Being mobile in such a fast-paced world can be a very difficult task when you are held back because of certain physical limitations. Being a caregiver to someone who has mobility issues presents a unique set of challenges, but it’s nothing that you can’t overcome with guidance from health care professionals.
Elizz offers the following tips for dealing with mobility problems.
Communicate your intentions
Before transferring an elderly person or someone with physical limitations, you are responsible, as the caregiver, for knowing the objective and the plan of what you are looking to do. It’s always best to communicate with the person in your care about what you need them to do, and how you will help them.
i.e. “Hey dad, I would like to help you sit up now.”
If the person in your care seems to be resisting being moved, try to postpone the task (if possible) until a better time. This shows respect and maturity between you and the one that you care for. It also gives the person in your care a sense of control over what happens to them.
When preparing to transfer or move someone:
- Always spread your feet shoulder-width apart
- Bend your knees
- Use your leg muscles to lower your body
- Try to keep your shoulders and neck muscles relaxed
Whether you are trying to transfer someone or move someone in your care, before assisting a person with mobility issues make sure they are as close to your body as possible. This creates more stability for you, the caregiver, as well as give the person you’re transferring confidence to trust you.

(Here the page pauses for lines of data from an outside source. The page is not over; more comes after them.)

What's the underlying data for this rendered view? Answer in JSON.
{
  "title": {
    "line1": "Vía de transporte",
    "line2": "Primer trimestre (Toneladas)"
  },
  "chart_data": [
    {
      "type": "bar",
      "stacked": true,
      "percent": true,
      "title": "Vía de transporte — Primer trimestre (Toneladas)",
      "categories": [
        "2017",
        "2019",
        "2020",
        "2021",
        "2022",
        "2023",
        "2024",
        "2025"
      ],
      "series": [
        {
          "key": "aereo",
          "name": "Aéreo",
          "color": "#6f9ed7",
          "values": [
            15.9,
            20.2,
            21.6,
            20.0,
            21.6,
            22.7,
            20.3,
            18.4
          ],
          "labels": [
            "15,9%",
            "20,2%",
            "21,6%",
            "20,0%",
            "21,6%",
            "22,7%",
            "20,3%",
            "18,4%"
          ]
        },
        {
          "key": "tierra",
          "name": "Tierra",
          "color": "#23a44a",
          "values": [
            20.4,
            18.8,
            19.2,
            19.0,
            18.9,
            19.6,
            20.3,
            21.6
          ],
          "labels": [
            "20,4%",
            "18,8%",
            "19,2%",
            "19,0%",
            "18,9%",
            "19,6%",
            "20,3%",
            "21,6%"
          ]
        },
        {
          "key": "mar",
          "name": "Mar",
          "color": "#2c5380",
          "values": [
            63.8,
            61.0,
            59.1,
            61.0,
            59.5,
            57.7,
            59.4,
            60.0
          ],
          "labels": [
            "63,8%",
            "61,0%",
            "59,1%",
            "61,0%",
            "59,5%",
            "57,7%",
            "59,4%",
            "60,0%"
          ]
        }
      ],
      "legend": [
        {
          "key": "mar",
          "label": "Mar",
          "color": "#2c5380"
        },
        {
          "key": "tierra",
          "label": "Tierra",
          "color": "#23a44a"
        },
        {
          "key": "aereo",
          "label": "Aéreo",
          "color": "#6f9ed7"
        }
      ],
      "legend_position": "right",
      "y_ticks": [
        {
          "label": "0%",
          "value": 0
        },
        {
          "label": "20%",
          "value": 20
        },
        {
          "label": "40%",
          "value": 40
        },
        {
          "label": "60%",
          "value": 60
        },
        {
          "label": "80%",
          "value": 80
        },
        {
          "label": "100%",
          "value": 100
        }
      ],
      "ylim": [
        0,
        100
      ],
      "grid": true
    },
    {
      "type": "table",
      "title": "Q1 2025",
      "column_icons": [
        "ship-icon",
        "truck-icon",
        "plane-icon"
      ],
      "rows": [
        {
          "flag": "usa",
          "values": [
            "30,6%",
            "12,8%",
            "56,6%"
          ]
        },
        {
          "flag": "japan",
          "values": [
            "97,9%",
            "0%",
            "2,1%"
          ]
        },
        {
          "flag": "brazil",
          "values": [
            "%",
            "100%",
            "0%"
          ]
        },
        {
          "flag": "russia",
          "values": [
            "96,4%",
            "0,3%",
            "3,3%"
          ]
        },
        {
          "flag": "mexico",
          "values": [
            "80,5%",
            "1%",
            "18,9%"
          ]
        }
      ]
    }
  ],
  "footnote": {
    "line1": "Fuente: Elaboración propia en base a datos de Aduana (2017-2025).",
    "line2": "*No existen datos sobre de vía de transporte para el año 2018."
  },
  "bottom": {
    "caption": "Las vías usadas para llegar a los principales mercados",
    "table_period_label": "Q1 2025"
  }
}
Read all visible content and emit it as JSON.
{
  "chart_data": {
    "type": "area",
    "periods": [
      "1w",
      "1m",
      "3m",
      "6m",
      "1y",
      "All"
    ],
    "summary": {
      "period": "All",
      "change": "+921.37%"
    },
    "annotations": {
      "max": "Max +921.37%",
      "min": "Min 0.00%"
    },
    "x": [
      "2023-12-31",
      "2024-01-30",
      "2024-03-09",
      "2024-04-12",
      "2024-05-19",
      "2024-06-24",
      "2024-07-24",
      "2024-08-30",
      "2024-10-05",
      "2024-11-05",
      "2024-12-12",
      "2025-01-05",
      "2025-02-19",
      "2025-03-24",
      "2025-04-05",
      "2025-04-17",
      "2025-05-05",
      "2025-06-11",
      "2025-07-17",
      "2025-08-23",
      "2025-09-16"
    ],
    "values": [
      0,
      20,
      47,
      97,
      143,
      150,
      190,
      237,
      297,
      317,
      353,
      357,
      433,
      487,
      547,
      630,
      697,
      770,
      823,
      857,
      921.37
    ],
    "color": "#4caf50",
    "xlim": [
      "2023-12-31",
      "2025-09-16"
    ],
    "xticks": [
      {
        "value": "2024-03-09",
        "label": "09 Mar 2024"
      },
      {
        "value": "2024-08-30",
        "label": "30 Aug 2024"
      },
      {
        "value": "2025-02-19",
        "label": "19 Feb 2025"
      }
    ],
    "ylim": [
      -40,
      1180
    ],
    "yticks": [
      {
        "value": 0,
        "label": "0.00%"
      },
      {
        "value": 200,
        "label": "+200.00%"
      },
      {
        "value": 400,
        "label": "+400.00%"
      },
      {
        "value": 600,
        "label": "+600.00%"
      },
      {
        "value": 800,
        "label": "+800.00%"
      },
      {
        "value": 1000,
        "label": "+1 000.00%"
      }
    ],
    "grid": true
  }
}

When assisting others remember the following:
- Keep your stomach muscles tight,
- Use your stomach and leg muscles to transfer and move.
- Bend from the hips and knees (This will keep the natural curve in your low back).
- Do not bend from the low back.
Be prepared for unexpected movements. Any transferring or moving should be done slowly, step-by-step.
It’s important to make sure to pause during each step. This is the perfect time to ensure that you and the person with mobility issues are in a safe, stable position before proceeding.
Try to avoid twisting your body. As this can create difficulties for the person you are caring for. Always move your feet with your whole body when turning or pivoting, and re-position to maintain stability.
Get help if you feel you need it
When assisting with mobility, if you cannot transfer or move someone without hurting yourself, get help!
It’s always important to not take on more than you can handle – it’s good to ask for help as opposed to doing something you feel may go wrong and risk injuring yourself or the person in your care.
Whether assisting patients, older adults, or anyone else with mobility issues, always be aware of your own safety as well as theirs.